Songs about Caffeine, which is my favorite drug, and pork chops seemed to fit with the giant pizza cooker using 54 lights.  The stories that he used as examples about his life and his family seem to resonate with everyone, or most people or at least me, when it comes to family and children.  And while there was a large portion of the show that was scripted and rehearsed, there was some that was not.  For instance; I have never been to a concert, in any other city, that has ever had a person doing the interpretation into sign language.  When you live in St. Louis and you do St. Louis things, the signer is forgotten or even over-looked because there is one everywhere.  But it appeared that this may have actually been the first time that Alton Brown has ever had one for his show.  As one of his volunteers had put it: "you talk a lot".  As fast and with as much information as Alton Brown gives people, I would feel bad about those who have to sign it. Alton got her to do the sign for 'pole dancer', which I think kept him happy for the night, and even threw him off track once or twice.

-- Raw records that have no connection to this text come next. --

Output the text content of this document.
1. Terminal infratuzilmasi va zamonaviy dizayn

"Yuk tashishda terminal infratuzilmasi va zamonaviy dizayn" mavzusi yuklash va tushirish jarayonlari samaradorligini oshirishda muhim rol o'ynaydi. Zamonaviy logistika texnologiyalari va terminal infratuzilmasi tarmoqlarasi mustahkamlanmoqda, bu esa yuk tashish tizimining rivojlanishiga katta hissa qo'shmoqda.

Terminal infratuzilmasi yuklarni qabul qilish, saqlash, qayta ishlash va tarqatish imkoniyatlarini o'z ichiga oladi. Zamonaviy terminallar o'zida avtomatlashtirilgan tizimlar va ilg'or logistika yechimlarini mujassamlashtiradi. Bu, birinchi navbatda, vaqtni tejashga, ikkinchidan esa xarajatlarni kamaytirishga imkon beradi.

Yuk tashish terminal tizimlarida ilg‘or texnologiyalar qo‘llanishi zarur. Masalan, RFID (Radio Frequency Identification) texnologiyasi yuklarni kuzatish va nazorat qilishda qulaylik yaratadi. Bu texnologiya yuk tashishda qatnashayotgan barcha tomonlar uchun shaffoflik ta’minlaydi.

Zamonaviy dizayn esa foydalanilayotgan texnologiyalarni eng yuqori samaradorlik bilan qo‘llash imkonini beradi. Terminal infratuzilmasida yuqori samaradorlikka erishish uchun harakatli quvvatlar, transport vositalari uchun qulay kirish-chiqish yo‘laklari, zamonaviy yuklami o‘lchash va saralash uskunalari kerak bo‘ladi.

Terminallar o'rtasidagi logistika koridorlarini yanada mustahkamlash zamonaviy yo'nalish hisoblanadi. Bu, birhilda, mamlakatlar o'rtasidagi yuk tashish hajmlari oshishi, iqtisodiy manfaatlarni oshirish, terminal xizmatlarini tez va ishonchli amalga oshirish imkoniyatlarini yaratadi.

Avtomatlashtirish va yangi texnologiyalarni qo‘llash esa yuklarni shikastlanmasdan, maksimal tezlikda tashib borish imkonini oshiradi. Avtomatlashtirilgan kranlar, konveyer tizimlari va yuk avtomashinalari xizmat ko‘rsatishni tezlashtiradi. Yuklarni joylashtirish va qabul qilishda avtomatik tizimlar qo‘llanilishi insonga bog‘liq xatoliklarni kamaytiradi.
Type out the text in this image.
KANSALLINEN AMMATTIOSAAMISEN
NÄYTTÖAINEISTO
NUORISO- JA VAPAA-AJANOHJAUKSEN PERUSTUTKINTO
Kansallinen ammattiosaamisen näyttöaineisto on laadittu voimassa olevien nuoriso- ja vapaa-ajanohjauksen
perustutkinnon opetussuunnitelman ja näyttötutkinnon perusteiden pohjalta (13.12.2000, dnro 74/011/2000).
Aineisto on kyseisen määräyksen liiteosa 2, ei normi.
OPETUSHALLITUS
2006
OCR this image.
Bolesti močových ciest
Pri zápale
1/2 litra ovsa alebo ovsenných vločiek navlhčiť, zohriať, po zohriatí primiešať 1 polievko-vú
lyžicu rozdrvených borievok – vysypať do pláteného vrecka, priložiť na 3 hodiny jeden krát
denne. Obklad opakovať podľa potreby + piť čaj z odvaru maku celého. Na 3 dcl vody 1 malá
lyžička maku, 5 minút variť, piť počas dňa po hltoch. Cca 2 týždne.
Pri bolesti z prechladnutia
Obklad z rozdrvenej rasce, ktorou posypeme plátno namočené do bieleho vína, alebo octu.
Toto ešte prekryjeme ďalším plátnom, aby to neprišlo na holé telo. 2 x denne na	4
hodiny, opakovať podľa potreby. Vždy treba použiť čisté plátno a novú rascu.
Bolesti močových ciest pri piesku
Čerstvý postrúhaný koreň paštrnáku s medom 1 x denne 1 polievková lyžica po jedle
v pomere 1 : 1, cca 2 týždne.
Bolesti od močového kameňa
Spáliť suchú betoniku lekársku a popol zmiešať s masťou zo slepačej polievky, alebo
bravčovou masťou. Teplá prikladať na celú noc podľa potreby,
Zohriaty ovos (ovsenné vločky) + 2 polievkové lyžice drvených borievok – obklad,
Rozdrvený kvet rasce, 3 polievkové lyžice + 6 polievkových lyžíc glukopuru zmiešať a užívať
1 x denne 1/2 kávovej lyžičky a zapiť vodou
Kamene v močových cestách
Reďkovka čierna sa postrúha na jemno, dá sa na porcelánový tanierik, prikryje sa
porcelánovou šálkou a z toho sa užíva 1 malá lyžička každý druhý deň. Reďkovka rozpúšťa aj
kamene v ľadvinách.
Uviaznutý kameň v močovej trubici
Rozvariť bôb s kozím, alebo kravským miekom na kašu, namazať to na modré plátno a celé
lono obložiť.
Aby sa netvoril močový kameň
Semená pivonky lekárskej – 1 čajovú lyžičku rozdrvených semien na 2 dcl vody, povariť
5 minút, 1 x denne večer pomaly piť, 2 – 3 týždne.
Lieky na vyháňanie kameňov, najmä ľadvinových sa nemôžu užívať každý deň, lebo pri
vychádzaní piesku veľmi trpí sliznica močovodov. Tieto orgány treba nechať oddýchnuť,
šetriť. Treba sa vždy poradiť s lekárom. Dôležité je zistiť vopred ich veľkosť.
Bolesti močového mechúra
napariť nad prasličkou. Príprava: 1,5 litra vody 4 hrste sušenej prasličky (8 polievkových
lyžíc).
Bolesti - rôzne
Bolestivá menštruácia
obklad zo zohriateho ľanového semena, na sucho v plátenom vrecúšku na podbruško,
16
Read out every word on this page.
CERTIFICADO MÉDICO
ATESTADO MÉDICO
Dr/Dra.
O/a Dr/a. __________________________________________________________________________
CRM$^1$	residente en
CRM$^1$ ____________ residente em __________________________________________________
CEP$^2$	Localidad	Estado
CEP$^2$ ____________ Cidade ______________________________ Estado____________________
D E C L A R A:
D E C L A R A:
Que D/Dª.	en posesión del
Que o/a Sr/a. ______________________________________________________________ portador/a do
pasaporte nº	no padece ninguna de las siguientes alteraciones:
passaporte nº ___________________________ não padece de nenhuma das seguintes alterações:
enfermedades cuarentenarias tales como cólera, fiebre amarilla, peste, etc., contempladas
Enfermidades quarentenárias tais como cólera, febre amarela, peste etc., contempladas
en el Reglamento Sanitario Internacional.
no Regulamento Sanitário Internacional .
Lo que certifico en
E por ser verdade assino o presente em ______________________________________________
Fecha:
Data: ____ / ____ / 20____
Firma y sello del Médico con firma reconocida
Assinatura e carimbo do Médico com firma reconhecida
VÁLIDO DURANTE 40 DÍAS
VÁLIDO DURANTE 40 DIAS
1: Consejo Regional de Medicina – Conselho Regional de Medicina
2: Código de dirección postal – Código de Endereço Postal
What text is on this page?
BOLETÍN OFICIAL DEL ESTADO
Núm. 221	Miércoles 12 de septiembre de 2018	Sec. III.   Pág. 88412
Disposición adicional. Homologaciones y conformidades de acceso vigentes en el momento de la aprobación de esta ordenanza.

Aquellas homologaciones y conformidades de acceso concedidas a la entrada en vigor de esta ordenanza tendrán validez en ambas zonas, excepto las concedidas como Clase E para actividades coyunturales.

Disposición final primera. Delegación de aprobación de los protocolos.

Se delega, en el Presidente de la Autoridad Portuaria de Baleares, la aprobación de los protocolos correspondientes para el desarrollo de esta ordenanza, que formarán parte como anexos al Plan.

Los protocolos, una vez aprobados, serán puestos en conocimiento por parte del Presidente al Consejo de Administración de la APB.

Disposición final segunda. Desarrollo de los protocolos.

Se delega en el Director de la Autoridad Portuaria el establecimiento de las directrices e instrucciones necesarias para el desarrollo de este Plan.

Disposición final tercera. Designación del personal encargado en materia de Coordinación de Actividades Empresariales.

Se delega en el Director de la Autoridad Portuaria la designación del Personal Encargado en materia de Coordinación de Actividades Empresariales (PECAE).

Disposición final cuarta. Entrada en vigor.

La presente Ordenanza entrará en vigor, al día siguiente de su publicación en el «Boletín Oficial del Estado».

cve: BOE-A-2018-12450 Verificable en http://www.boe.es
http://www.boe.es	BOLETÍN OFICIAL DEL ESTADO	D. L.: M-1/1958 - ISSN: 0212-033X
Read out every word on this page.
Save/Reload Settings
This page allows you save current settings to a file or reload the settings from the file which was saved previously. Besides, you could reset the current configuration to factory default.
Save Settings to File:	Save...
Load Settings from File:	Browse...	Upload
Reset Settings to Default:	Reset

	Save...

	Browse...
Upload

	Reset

I thought the show was great as everything that was explained before the show, did actually happen.  He also suggested that the show was done for him, and not us, and there was some complaining about there being only 2 cooking demonstrations, however since the show was filled with many things, it was a variety show and not just a cooking show.  I liked the show very much and even bought a hat at the end, considering that my other hat, with a red circle and silver fork on the top, is the only chef's hat I had.

I also have to give full marks for bravery, just like the kind that Wesley got after making it through the fire swamp, to Alton Brown.  For not only did he ride on his tour bus through the cold and ice and snow, but he also performed in it.  Albeit, he was inside the Fabulous Fox theater.  But as his show warmed the minds and hearts of the people, outside it only grew more and more like planet Hoth.

So, to Alton Brown, thanks for putting on a great show in St. Louis.